Demand has waned from all-time highs but that isn’t anything to feel bearish about. Yachts are selling and shipyards are mostly very busy, however, speaking with a professional who understands which shipyards are MORE busy, or have certain stock they are keen to offload, is going to be key.
The market right now is patient rather than hesitant, and thus the need to become an educated client is imperative in ensuring you achieve a great price on a great product.
The true benefactors from a patient market are the potential buyers – where you have time to evaluate your needs, the brands available and the deals achievable. The yacht market is alive and will be thriving for some time, but even in this crazy bubble of luxury, there are some fantastic price differentials to benefit from.
Ultimately the decision to buy a superyacht is rarely a financial one. They are perhaps the very last thing one needs to purchase – however, they present one of the most life changing products and experiences possible to obtain. And, if you can change your lifestyle and achieve a good deal too – hey, happy days!
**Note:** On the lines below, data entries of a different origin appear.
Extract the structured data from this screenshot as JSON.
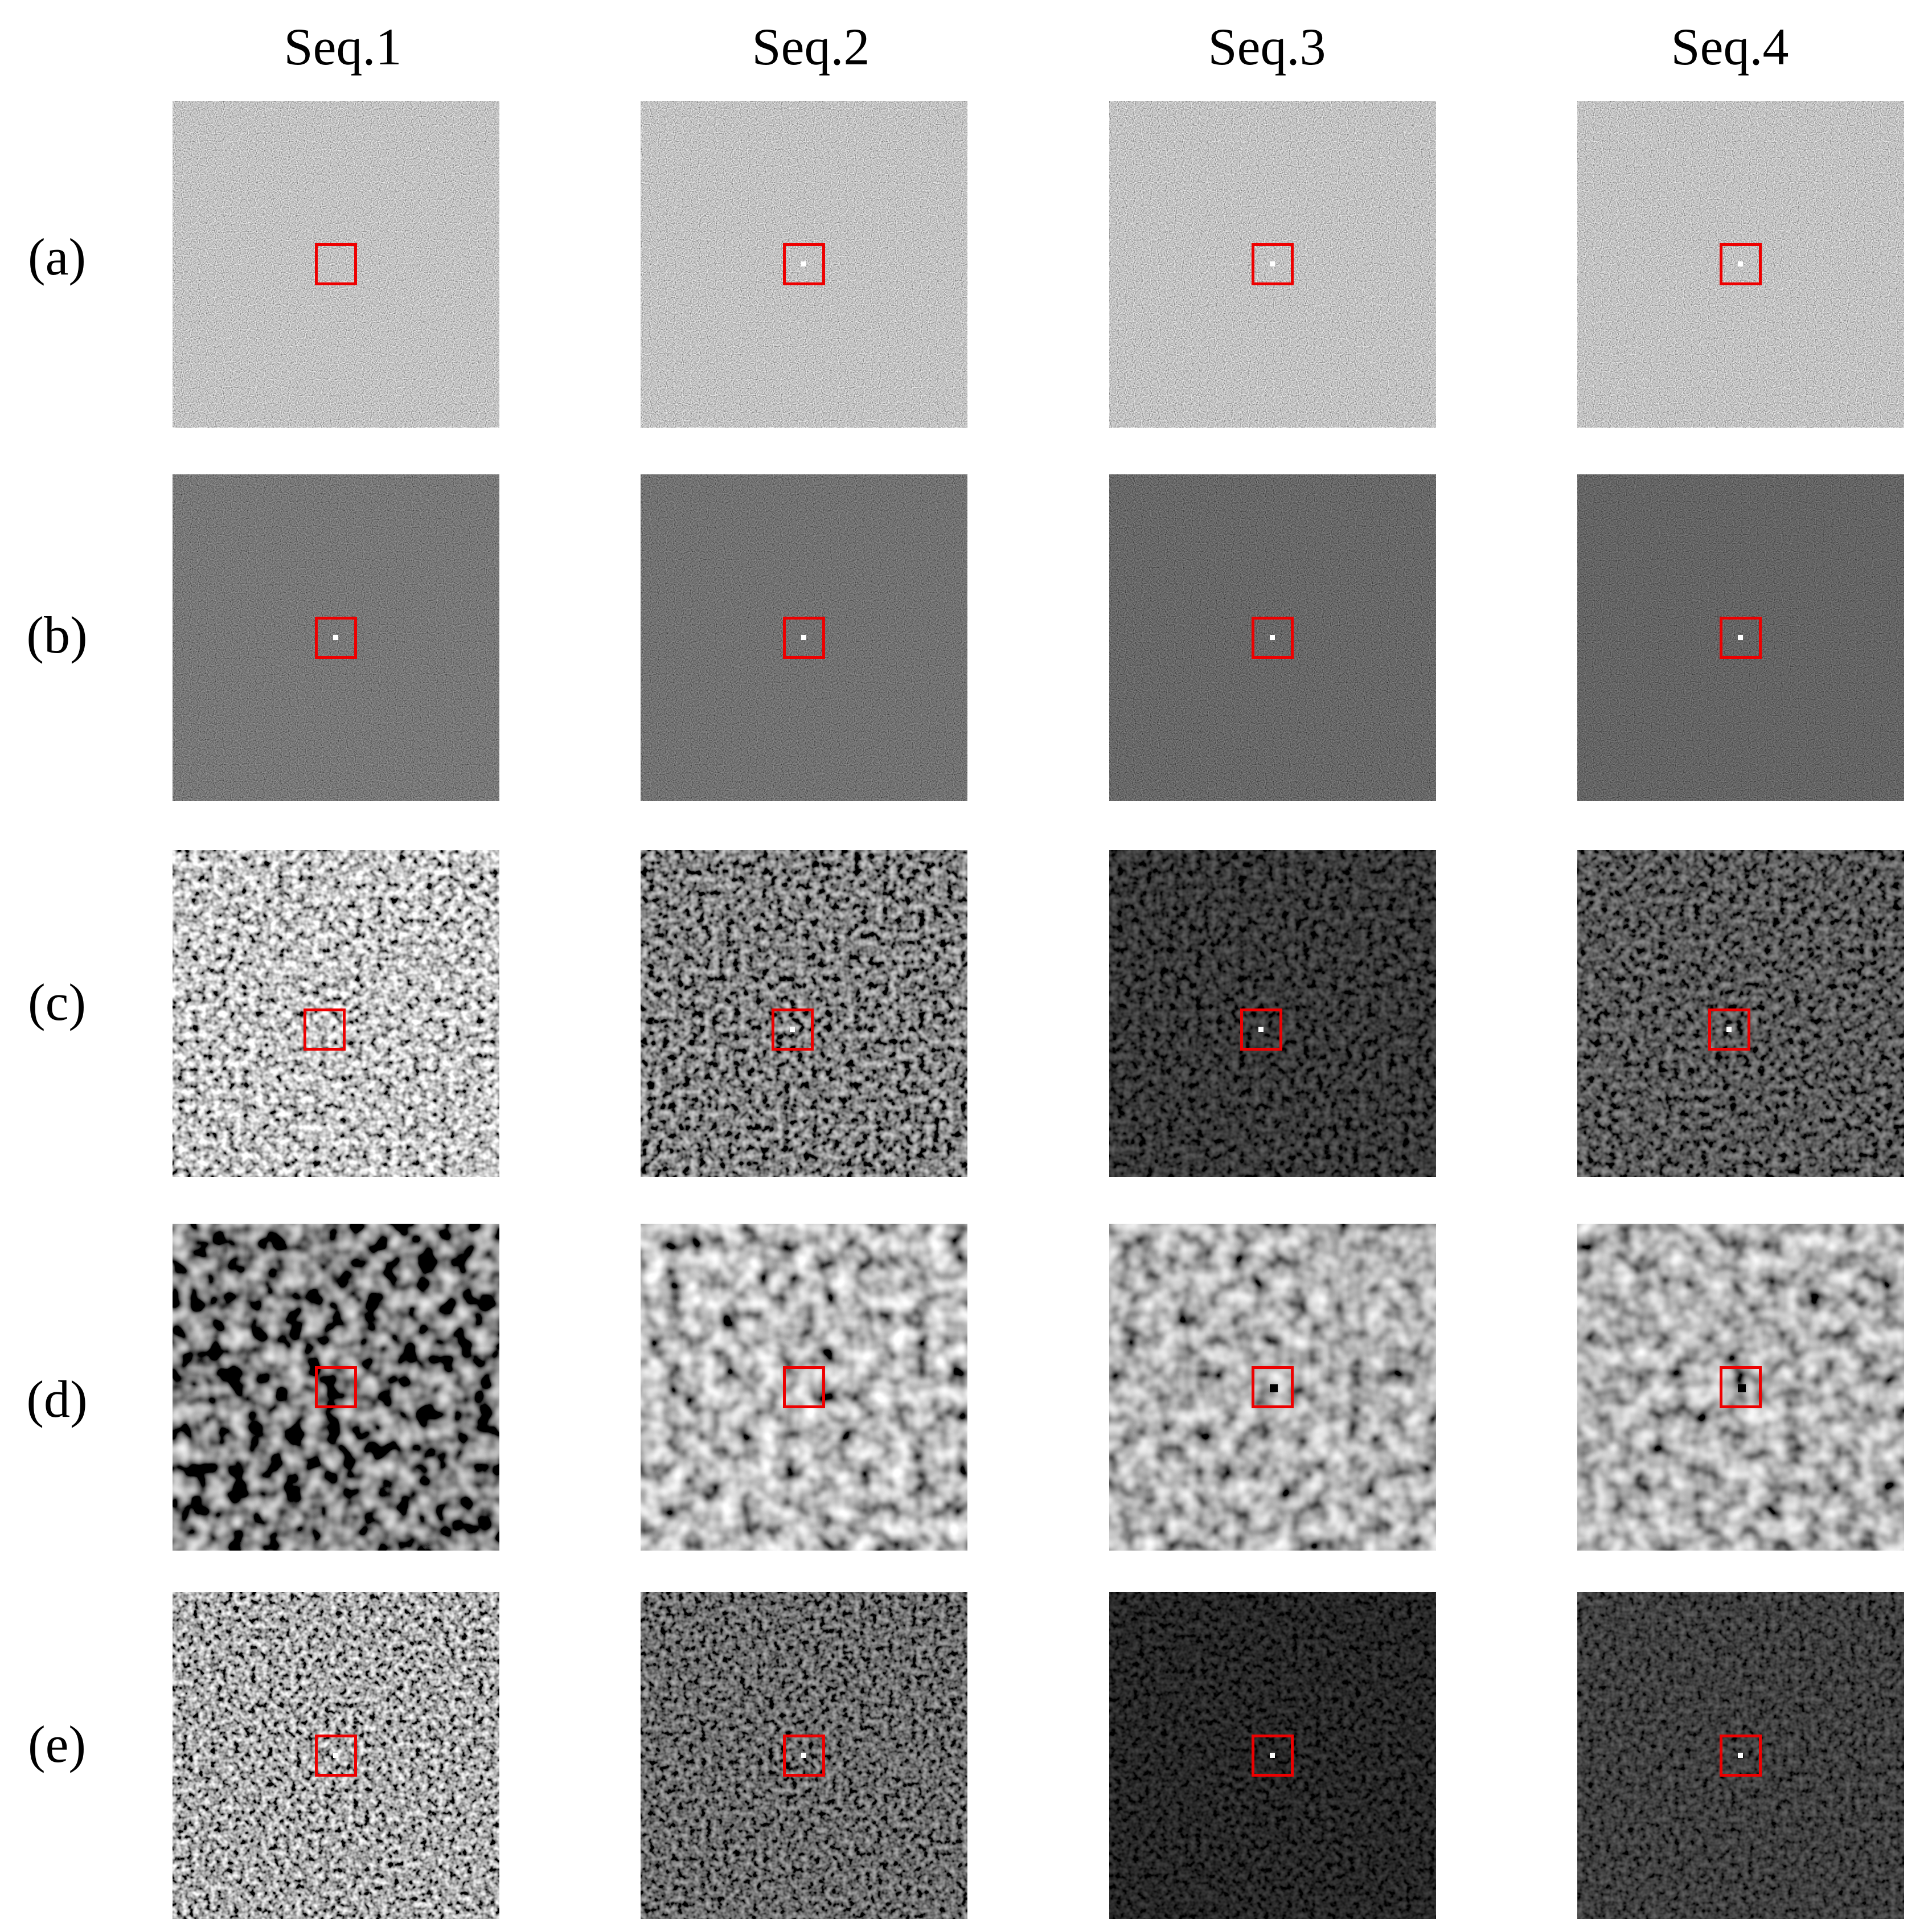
{
  "columns": [
    "Seq.1",
    "Seq.2",
    "Seq.3",
    "Seq.4"
  ],
  "rows": [
    "(a)",
    "(b)",
    "(c)",
    "(d)",
    "(e)"
  ]
}
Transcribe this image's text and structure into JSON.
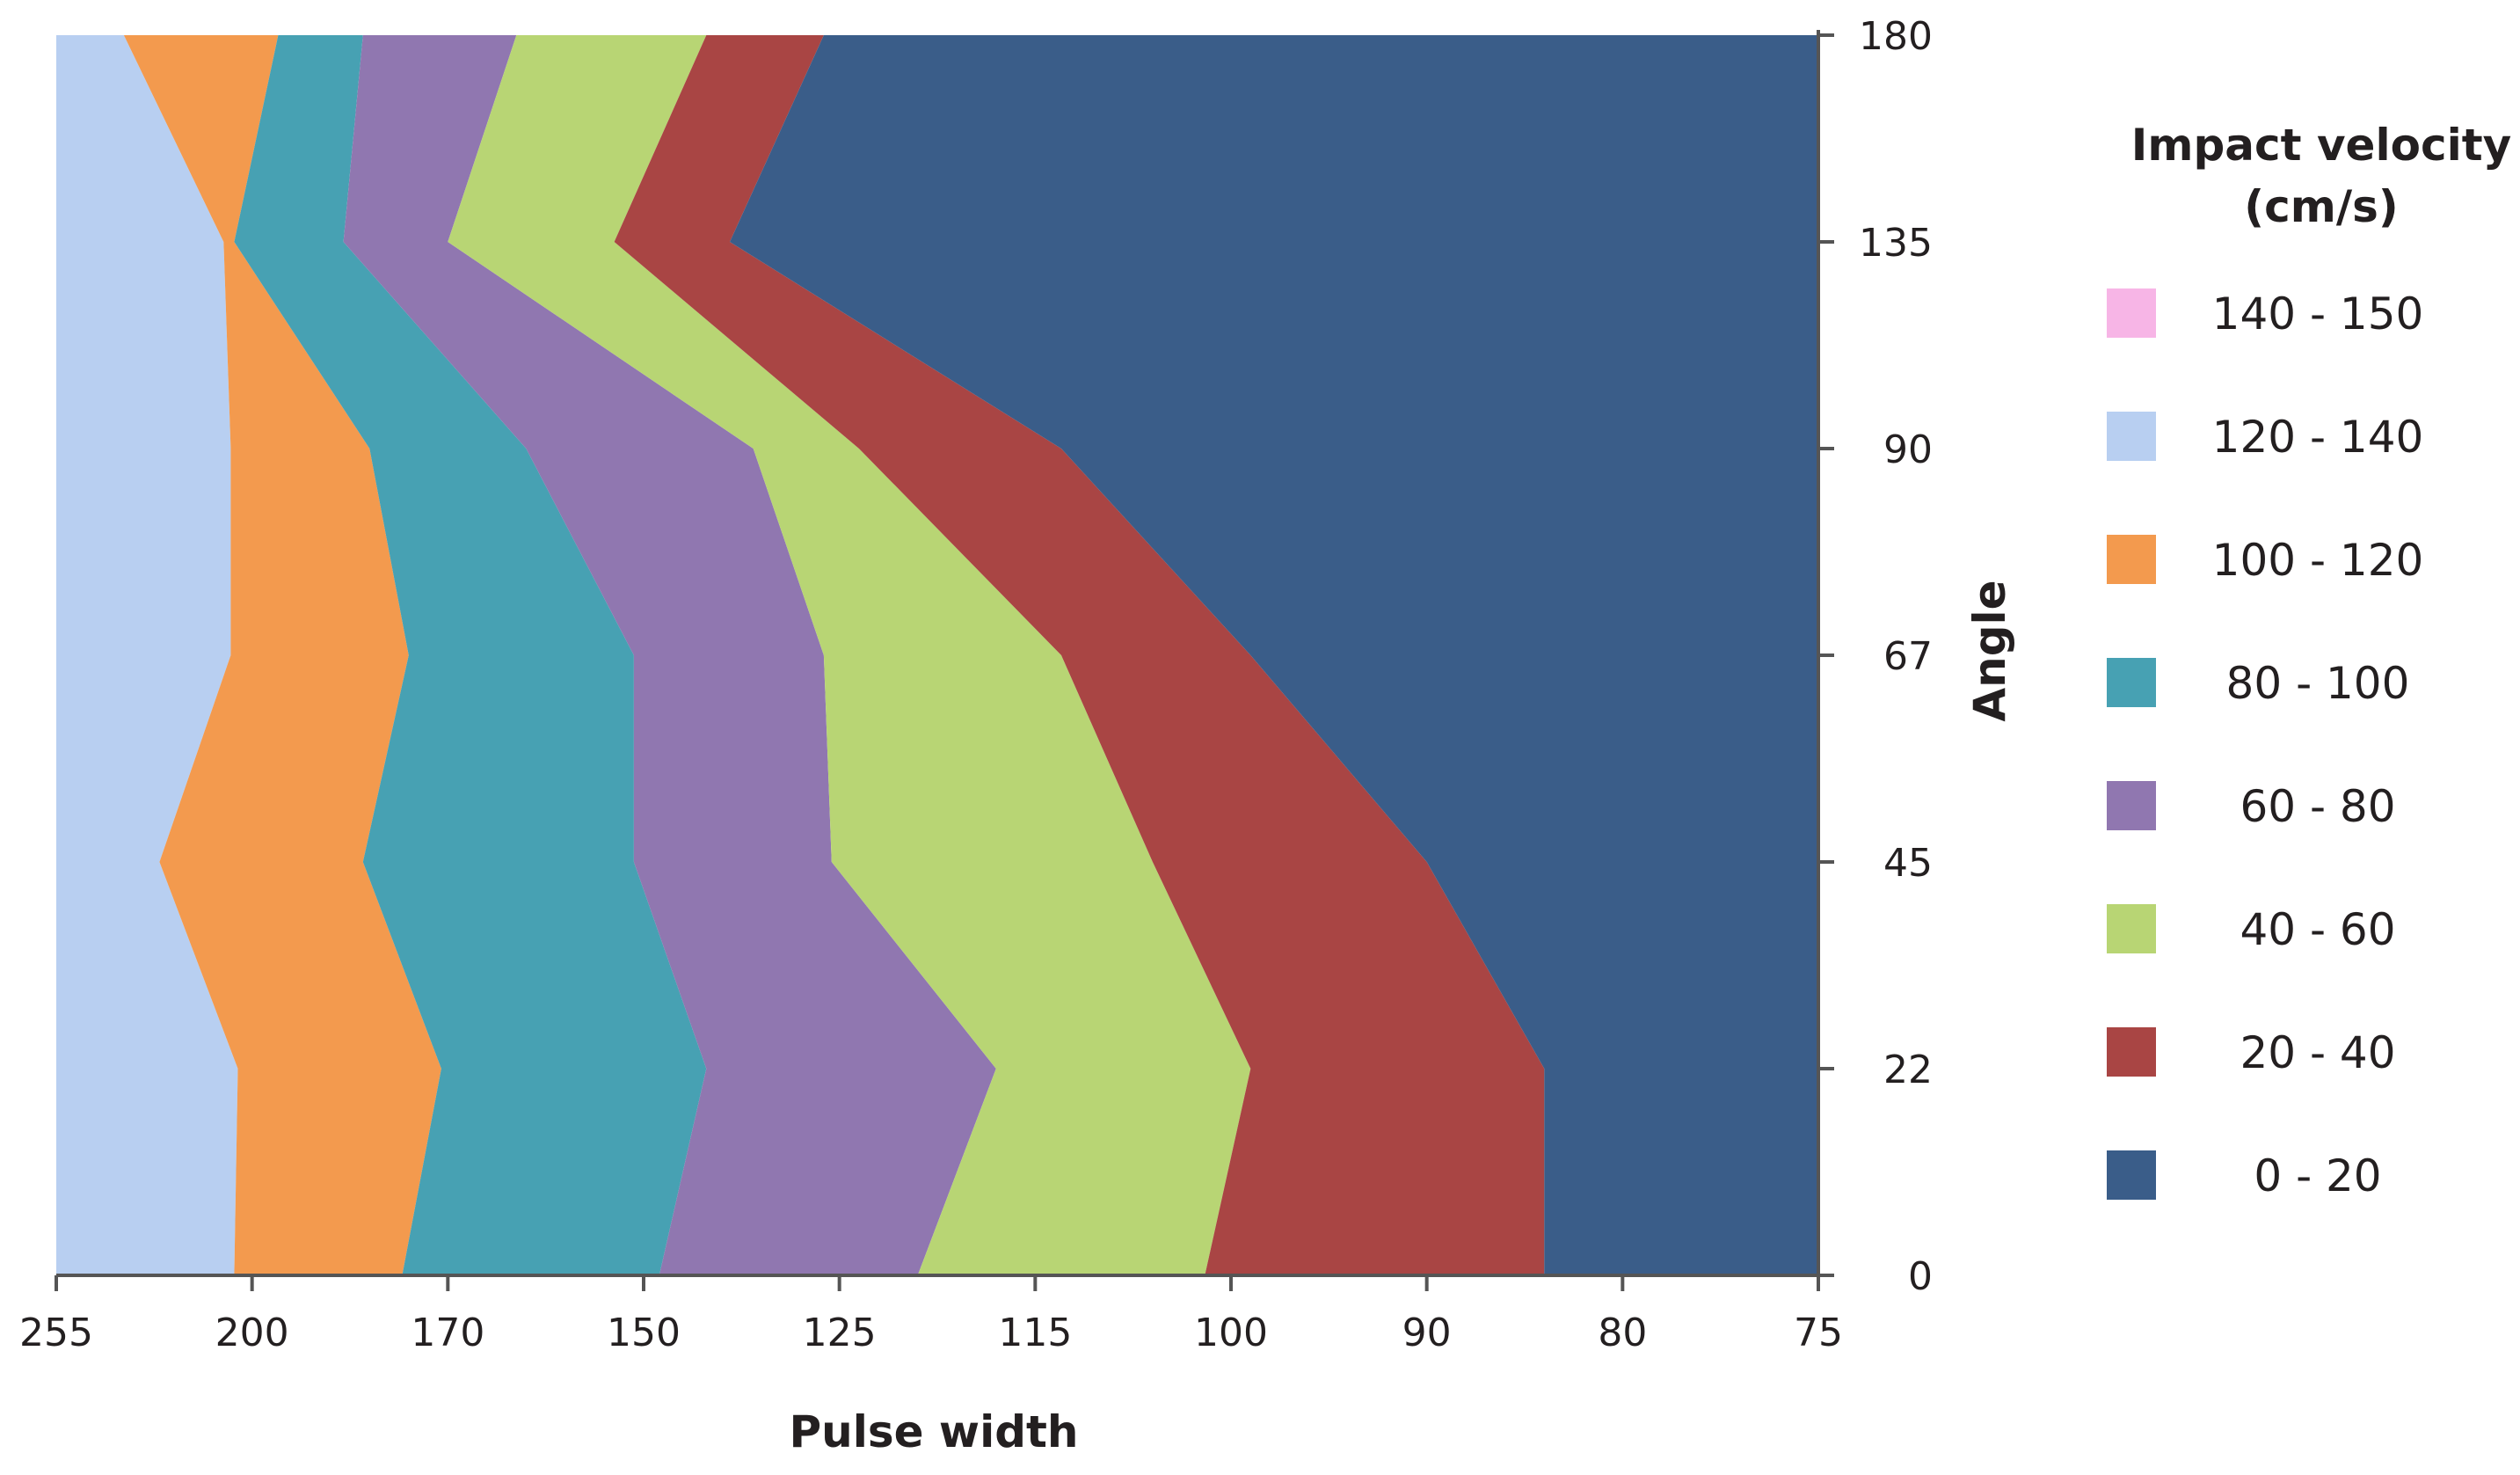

The Nobel Prize winning economist Paul Samuelson famously said ‘the stock market has forecast nine of the last five recessions’, so it is of course natural for the market to feel some sort of aftershock of big market movements – however yachting will always be a little resistant to market downturns just because of the sheer joy it brings friends and families. If nothing else, time onboard a superyacht with your loved ones can be a true saving grace as the world continues in its typical unpredictability and chaos.
So yes, 2025 is as good a time as any to get your foot in the yachting door. Providing you are smart about timing and informed about the market - partnering with someone within the space is usually essential to securing a great product at a good price.